Originally posted by: PC Surgeon
Ronin guy, NEWS FLASH!!!! MSRP IS MAKING A PROFFIT! Do you have to triple the amount of proffits to stay in business? NO! So your reasoning with charging an arm and a leg doesn't hold water. The one's who have no concept of business are the one's who have no concept of HONESTY!!!!
HELLO!!!!!
The Surgeon
Feel free to start an etail business then.
Like everything else, charging what the market will bear for a hot or new product is just part of life. It makes everyone happy. The early adopters get to be the first on the block with toys which make everyone else envious. They get the satisfaction of your envy for the price of admission. The manufacturer gets to enjoy decent margins, which pay for the R&D to provide us with these new toys. The retailer gets some extra cash which allows them to stay in business selling other stuff on which the margin barely keeps the lights lit after the cost of customer service, returns, marketing, etc.
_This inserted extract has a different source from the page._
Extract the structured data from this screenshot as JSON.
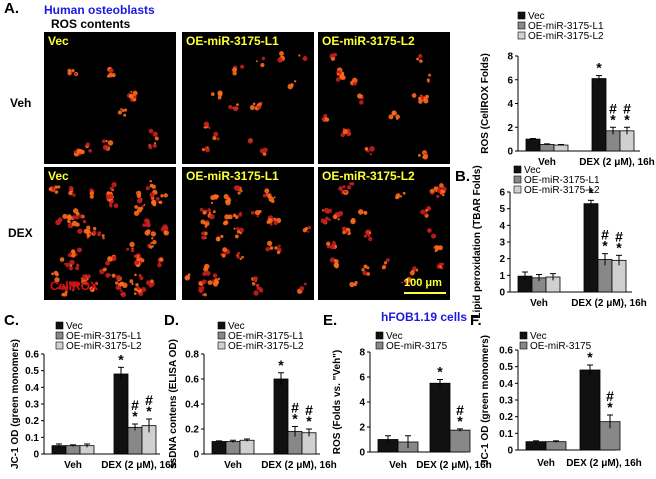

Eventually the hothead market segment dries up, and the product of your desire moves mainstream.
If all there was to the electronics retailing was products with a sub-5% margin, I'm guessing everyone with a clue would close up shop and go mow lawns for a living.
Honesty has nothing to do with this. Dishonest behavior would be charging you for a 7800 GTX 512, and shipping an FX5200.
Back to the original thread. jam3, if you want to be the first on the block, go nuts. At some point in the very near future water cooling for these bad boys will be solved. If I were in your shoes, I'd try a single 7800 GTX 512 to start with. If you find it lacking, then get a second. If the card is sufficient (which it should be, for all the games you mentioned), you now have the budget to get the top of the line 8800 GTX 1024 or the ATI equivalent 12 months from now to kick the butts of games in 2007. You'd not only have the perfect gaming experience today, but also 1-2 years from now as well. You have to decide what matters most -- biggest, thickest, longest, hairiest gaming schlong today, or a more consistent satisfactory gaming experience over a longer period.
And I disagree with the overclocker's editorial. jam3's diarrhea-of-the-wallet doesn't harm the rest of us, it will ultimately help. His selfless donation to the e-tailer of choice and Nvidia subsidizes our paying less for our cards eventually. We just have to wait. Without people like him we wouldn't HAVE hardware like this to lust after.